In this course, students collaboratively designed, pitched, constructed, and publicly disseminated digital group projects based on materials from the Ursinusiana Archive. During the semester, guest speakers shared their own experience with digital/public history and provided feedback on the students’ work in progress. Projects were launched at the end of the Fall 2016 semester and ultimately will be part of the College’s 2019-2020 sesquicentennial celebrations.
Lauren T. Geiger and Jordan Ostrum
Our exhibit examines the history of the Gender Sexuality Alliance (formerly known as GALA) at Ursinus College, (located in southeastern Pennsylvania) from 1991 to 2000. Join us as we examine the discussions about, representations of, and controversies surrounding the formation and first ten years of the GSA, as seen in articles published in the school newspaper, The Grizzly. Our project asks the question: "How did the GSA handle conflict and controversies in its first ten years of existence?"
Shelby Bryant, Morgan Kentsbeer, Breanna Knisely-Durham, Morgan Larese, and Rachel Zane
Breaking Ground: A History of Construction, Destruction, and Renovation at Ursinus College aims to educate the public about the history of Ursinus buildings. The group decided to pick three buildings that are personally connected to our lives on campus. The three buildings are currently known as Myrin Library, Bomberger Memorial Hall and the Berman Museum of Art. The project is just the initial step in creating a full history of the buildings on campus. Although each building was built at a different time in the college’s history, two major dates of renovation have emerged through our research, the 1970s and the mid 2000s.

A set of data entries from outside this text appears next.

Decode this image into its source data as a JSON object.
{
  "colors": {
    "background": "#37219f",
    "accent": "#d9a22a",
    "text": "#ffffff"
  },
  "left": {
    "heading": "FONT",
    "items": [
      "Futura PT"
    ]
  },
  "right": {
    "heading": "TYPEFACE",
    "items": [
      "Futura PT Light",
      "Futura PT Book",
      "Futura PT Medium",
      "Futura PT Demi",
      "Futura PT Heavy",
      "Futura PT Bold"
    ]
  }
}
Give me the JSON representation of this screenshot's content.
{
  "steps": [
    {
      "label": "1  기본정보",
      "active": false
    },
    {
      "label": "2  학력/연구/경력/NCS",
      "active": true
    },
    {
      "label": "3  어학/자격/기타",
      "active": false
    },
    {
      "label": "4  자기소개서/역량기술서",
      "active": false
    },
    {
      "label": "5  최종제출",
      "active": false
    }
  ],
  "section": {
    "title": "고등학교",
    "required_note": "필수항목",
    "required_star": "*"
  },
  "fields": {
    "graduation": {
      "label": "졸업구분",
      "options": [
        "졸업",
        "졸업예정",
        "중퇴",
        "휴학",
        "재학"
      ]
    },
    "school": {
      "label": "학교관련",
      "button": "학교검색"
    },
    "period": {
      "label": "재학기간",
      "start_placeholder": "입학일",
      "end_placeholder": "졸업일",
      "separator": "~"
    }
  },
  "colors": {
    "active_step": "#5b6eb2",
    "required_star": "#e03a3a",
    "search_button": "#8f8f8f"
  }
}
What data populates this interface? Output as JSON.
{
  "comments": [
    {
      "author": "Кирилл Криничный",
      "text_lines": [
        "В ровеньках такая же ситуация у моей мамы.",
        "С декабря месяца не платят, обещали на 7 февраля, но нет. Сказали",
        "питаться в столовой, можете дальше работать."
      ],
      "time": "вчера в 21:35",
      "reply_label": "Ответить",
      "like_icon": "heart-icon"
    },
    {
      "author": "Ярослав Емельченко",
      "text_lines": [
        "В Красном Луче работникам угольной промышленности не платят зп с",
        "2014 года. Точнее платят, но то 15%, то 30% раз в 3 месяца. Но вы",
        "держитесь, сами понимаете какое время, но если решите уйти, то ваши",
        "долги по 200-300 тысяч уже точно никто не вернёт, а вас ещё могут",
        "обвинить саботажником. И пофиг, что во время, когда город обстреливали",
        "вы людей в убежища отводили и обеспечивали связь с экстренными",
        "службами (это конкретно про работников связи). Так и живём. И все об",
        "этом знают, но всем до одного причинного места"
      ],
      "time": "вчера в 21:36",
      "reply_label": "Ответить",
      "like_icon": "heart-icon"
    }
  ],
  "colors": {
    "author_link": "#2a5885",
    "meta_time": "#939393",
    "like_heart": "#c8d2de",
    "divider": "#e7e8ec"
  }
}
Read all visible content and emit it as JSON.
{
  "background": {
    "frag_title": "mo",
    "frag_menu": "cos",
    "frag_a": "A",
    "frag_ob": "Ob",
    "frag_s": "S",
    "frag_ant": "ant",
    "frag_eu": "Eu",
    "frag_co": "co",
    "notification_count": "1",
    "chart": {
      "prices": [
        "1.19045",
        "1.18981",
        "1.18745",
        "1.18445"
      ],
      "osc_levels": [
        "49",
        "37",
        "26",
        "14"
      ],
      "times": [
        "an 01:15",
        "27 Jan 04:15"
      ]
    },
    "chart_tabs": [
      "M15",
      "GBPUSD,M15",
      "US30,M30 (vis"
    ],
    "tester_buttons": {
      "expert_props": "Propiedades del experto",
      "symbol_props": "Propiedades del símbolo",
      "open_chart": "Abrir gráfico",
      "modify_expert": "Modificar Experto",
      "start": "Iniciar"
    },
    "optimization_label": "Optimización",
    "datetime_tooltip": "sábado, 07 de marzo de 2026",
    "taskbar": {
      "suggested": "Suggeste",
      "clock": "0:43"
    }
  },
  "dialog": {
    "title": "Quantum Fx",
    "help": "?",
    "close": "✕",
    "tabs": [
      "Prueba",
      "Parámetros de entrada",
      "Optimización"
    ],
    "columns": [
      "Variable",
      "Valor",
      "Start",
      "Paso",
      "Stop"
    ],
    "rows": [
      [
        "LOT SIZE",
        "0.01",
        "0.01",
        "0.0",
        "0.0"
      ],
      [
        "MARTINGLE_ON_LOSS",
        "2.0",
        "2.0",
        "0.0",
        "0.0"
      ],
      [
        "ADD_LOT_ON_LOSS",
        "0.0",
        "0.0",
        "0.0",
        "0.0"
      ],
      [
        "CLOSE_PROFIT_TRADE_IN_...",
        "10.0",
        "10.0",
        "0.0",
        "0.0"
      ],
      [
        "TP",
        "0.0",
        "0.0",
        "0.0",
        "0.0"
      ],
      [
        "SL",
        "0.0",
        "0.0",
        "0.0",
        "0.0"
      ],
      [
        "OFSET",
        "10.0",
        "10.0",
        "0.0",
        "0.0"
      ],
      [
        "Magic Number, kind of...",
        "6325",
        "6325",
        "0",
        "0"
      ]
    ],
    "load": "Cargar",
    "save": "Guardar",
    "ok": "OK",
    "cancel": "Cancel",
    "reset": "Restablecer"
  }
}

Tiffini Eckenrod, Liam Griffin, Jon Kishpaugh, and David O'Neil
Events that affect our country as a whole tend to be viewed solely on a national scale. Our project aims to bring that focus down to a local level as we have been looking at how Pearl Harbor and September 11, 2001 have resulted in changes on campus and how the two events compare in Ursinus’ memory. This focus has given us greater insight concerning how the Ursinus community reacts to tragedies and will help us in answering our question. Through our research, we have a better idea of how Ursinus reacts to tragedy. We have been looking at both the immediate aftermath of the attacks and what people were saying years later.
The main sources we will be using to address the question are the Grizzlys, the Weeklies, Rubies, memoir writings from the 1998 reunion mural dedication and physical objects saved from memorials.